Die Frage ist, ob all das Schöne wirklich ausreicht, um uns vor Resignation zu bewahren, denn die Gegenliste der entbehrlichen Dinge und Angelegenheiten ist ebenso umfangreich: Niedrigstlöhne für ausländische Krauthappelerntehelfer_innen in Niederösterreich (Seite 10); die Abhängigkeit der Kunstschule Wien von der privaten US-Universität Webster (Seite 24); die künstlerische Avantgarde Österreichs, die alle Normen in Frage stellt, mit Ausnahme der drückendsten Herrschaftsnorm: «Die Frau soll schweigen» (Seite 30); der Schweizer Nestlé-Konzern, der sich in den Gebieten der First Nations Peoples aus dem Stamm der Cree die Wasserrechte unter den Nagel gerissen hat (Seite 36); internetfähige Dildos, die jede Menge Daten sammeln, etwa den Zeitpunkt der Verwendung (Seite 38).
Vielleicht ist das ein Blattmacher_innen-Geheimnis: für eine Ausgewogenheit der Wir-mögen-nicht- und der Wir-mögen-Liste zu sorgen.
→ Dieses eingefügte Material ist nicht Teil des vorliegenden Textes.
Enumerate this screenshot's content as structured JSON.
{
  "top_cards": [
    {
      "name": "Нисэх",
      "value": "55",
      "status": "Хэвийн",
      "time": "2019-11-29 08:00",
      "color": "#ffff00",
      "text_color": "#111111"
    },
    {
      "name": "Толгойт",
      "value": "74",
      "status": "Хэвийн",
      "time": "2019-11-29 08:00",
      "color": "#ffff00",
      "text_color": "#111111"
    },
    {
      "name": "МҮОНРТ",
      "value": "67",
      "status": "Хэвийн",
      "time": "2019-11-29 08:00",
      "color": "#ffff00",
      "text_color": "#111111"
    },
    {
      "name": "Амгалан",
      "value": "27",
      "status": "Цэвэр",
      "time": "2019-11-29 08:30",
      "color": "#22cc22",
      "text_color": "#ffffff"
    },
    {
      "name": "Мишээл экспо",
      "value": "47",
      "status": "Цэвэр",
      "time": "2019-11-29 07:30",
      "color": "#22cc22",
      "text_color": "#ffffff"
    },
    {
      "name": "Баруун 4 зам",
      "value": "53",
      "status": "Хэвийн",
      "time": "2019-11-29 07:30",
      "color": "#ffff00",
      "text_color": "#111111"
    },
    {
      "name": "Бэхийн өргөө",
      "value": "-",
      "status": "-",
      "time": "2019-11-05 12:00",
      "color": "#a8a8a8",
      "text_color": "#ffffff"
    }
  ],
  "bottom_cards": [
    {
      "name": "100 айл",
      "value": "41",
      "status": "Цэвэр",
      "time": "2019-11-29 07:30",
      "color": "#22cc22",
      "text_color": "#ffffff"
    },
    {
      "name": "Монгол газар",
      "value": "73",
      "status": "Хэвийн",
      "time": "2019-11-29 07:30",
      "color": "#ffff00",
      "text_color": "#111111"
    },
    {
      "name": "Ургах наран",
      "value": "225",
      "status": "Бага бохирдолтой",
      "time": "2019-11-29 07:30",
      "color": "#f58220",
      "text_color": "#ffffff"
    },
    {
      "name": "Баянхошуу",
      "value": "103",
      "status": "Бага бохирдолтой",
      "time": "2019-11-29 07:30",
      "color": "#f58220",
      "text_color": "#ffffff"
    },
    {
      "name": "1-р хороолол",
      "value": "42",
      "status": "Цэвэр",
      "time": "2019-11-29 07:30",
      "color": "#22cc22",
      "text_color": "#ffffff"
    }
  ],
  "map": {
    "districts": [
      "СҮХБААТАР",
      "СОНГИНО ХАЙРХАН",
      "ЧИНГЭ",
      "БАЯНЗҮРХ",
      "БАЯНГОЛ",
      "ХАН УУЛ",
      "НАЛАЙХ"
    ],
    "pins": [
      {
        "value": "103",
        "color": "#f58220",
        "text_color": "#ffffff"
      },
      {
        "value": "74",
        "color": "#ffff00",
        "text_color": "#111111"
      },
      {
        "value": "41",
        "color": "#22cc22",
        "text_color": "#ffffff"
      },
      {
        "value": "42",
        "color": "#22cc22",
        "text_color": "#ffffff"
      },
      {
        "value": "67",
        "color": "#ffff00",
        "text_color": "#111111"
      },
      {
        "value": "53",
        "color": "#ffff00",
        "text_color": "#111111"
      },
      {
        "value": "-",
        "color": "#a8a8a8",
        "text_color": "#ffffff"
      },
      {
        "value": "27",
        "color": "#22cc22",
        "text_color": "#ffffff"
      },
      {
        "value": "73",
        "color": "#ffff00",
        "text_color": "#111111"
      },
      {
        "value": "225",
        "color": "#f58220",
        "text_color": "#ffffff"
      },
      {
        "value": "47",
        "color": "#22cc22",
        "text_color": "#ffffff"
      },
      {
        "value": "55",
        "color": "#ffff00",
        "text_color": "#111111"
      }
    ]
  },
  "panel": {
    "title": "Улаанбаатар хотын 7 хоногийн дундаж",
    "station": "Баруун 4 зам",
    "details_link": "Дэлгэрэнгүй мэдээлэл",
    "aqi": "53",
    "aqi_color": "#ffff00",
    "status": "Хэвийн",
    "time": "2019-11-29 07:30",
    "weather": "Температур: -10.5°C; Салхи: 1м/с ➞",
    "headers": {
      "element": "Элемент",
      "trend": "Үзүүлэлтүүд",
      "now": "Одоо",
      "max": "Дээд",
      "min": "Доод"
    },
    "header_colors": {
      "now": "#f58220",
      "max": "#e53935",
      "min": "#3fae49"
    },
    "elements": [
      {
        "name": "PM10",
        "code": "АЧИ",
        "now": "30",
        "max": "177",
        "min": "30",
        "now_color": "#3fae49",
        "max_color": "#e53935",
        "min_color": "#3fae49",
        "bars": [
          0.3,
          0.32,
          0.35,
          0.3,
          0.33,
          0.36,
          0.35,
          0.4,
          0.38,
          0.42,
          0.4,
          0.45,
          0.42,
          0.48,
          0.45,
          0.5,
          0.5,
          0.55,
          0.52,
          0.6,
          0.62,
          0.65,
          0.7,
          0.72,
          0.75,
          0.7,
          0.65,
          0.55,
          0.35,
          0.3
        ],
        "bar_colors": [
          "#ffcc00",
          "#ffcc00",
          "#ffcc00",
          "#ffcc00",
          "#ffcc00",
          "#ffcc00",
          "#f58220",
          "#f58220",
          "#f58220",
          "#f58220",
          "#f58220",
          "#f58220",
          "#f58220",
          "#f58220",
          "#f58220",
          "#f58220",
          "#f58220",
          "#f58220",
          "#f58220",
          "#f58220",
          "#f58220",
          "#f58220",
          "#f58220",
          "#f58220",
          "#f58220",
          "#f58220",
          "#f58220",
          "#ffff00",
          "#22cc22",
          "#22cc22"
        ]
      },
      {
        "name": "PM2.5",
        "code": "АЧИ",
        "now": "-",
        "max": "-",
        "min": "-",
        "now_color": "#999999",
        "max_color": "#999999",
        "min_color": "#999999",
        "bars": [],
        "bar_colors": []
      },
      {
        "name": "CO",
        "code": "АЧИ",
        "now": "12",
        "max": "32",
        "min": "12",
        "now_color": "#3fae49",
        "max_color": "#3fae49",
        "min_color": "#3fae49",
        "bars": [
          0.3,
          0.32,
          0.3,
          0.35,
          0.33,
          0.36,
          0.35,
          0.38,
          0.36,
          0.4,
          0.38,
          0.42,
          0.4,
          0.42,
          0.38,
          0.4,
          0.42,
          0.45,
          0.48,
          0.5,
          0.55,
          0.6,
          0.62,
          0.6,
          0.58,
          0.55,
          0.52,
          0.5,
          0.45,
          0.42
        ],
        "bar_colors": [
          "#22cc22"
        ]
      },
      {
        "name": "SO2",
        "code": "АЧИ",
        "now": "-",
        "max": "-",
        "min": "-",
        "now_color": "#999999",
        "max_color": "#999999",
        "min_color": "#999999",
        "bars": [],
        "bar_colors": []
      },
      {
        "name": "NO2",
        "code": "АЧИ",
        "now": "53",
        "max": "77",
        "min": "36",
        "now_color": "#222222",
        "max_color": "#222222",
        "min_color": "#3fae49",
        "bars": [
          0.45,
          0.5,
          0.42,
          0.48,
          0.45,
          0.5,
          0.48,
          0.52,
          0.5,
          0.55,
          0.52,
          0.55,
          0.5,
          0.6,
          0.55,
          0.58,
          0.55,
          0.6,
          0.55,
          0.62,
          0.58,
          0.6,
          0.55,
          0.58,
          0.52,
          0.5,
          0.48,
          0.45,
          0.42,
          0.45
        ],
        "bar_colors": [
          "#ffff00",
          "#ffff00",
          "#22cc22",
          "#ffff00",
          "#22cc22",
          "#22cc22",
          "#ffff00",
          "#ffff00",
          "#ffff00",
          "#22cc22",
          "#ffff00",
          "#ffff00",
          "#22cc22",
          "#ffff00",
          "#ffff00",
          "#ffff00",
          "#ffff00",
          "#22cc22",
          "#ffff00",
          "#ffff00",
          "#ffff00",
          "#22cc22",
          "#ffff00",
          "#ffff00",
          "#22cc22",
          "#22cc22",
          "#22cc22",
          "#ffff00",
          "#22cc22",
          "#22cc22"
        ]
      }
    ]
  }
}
So gesehen erweist sich der alte Sponti-Spruch «Wir wollen alles – und das sofort!» als nicht sehr dienlich; besser wär es, sich auf das zu konzentrieren, was durchsetzbar ist – und das ist heutzutage leider nicht «alles». Übrigens, der Musiker Otto Lechner übertrug die 68er-Parole in sein Wienerisch: »I wü nix, owa net glei». Auf Anhieb hat diese Devise etwas Faszinierendes für mich; noch kann ich nicht erklären, weshalb …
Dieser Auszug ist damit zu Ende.